Thays Lessa também gera impacto com o que posta nas mídias sociais. Os vídeos que divulga no Instagram e TikTok rendem dezenas de comentários de outras mulheres evangélicas inspiradas pela criadora, muitas delas com experiências similares. Os conteúdos de mais sucesso são aqueles com explicações sobre como o look do culto serve também para ir ao shopping, por exemplo.

De alguma forma, isso ajuda a romper alguns estereótipos que permanecem sobre a moda evangélica. “Já teve uma vez que me pediram para mostrar looks com saias, mas não tenho esse costume. Não quero ter que usar certas coisas para agradar o nicho (tradicional) da moda evangélica”, continua Thays.

Mas antes, é importante frisar: os evangélicos não são um grupo homogêneo  

Thays e Lia não fazem parte de uma denominação que impõe restrições ao uso de alguns elementos, como brincos, cabelo comprido ou calça para as mulheres. Ambas acreditam que essa escolha é relativa à vivência espiritual cristã de cada pessoa com a santíssima trindade, principalmente no que tange a relação com o espírito santo. “Cada pessoa é livre para escolher (com) qual denominação se identifica”, argumenta Lia.

Isso sinaliza como existem muitas formas de professar uma religião, seja qual for. No cristianismo, é impossível considerar todos os evangélicos um grupo homogêneo. A diversidade dialoga com as escolhas do vestir. “A moda, embora tenha reflexo coletivo, ainda é uma causa individual. É muito subjetivo, pois é a forma como ela (pessoa evangélica) experimenta a religião”, diz Rita Alves, urbanista e mestre em Comunicação Social pela Puc-Rio. Ou seja, pensar em moda evangélica é pensar sobre a combinação da religião com o comportamento, e não necessariamente sobre dicotomias de estilo, formas e cores. 

Por isso, Lia acredita que o termo “moda evangélica” exclui muitas mulheres e pode ainda criar um nicho mal compreendido. “Ao longo dos anos, o termo foi relacionado a mulheres que usam apenas saia ou vestidos”, exemplifica. “Mas tenho percebido que, aos poucos, isso tem sido desconstruído, através da ampliação do uso das redes sociais, da inserção de muitas mulheres que são referências na moda e exemplos como cristã, e não necessariamente usam apenas um estilo de roupa.” 

O evangelicalismo hoje

A flexibilização e o rompimento de alguns estereótipos do vestuário nas igrejas acompanha a modernização e o crescimento do evangelicalismo no Brasil. E isso faz parte do fluxo da internet e do acesso e uso das mídias sociais no país. Líderes e instituições evangélicas, historicamente, têm uma simbiose com a mídia, seja ela impressa, digital ou televisionada. 

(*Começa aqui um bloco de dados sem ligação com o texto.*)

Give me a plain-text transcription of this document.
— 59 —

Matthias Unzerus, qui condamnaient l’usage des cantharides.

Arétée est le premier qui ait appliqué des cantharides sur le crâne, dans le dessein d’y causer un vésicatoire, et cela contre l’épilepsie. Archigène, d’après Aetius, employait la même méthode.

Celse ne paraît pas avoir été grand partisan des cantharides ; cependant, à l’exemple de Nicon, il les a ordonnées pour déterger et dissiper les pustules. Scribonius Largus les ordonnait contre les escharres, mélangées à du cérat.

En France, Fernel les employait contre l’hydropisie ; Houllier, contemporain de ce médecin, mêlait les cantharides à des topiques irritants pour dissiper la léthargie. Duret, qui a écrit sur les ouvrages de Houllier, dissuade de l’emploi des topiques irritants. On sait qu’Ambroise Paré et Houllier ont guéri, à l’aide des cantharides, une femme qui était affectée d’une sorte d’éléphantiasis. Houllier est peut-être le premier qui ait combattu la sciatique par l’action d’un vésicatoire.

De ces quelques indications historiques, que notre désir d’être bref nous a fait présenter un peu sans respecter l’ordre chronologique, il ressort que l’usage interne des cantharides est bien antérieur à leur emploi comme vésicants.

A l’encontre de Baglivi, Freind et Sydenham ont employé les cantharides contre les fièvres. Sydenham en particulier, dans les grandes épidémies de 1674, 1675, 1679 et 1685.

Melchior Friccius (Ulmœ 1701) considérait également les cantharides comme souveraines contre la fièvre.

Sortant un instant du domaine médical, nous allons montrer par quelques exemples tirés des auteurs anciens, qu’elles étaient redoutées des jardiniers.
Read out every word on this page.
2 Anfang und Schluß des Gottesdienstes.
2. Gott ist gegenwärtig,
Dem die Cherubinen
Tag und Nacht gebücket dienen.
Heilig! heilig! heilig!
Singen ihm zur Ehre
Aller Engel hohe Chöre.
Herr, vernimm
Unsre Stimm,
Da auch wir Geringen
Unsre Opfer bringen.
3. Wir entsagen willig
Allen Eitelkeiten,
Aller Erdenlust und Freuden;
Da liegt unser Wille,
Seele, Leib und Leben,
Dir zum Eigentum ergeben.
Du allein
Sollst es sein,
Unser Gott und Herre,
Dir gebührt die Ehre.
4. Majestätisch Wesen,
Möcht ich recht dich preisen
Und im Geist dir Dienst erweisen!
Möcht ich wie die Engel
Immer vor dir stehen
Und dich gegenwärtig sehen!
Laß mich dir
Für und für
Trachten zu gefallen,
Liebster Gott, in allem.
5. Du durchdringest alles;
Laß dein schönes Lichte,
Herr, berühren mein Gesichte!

Tal realidade se reflete nas estatísticas. O Datafolha, de 2020, mostra que são 31% os brasileiros autodeclarados evangélicos, sendo a maioria deles mulheres e pessoas negras. Mas, até 2032, o IBGE calcula que essa porcentagem ultrapasse o número de católicos – hoje maioria no país. 

A moda não fica fora disso. Se os comportamentos dos fiéis e suas lideranças mudam, muda também a forma como eles se vestem. 

Em sua tese de mestrado, Rita Alves estudou a moral e o juízo no vestir feminino evangélico. O ponto chave, diz ela, é a hermenêutica bíblica. Ou seja: como a interpretação da bíblia interfere diretamente na forma como os cristãos entendem a moda, a estética e o comportamento. 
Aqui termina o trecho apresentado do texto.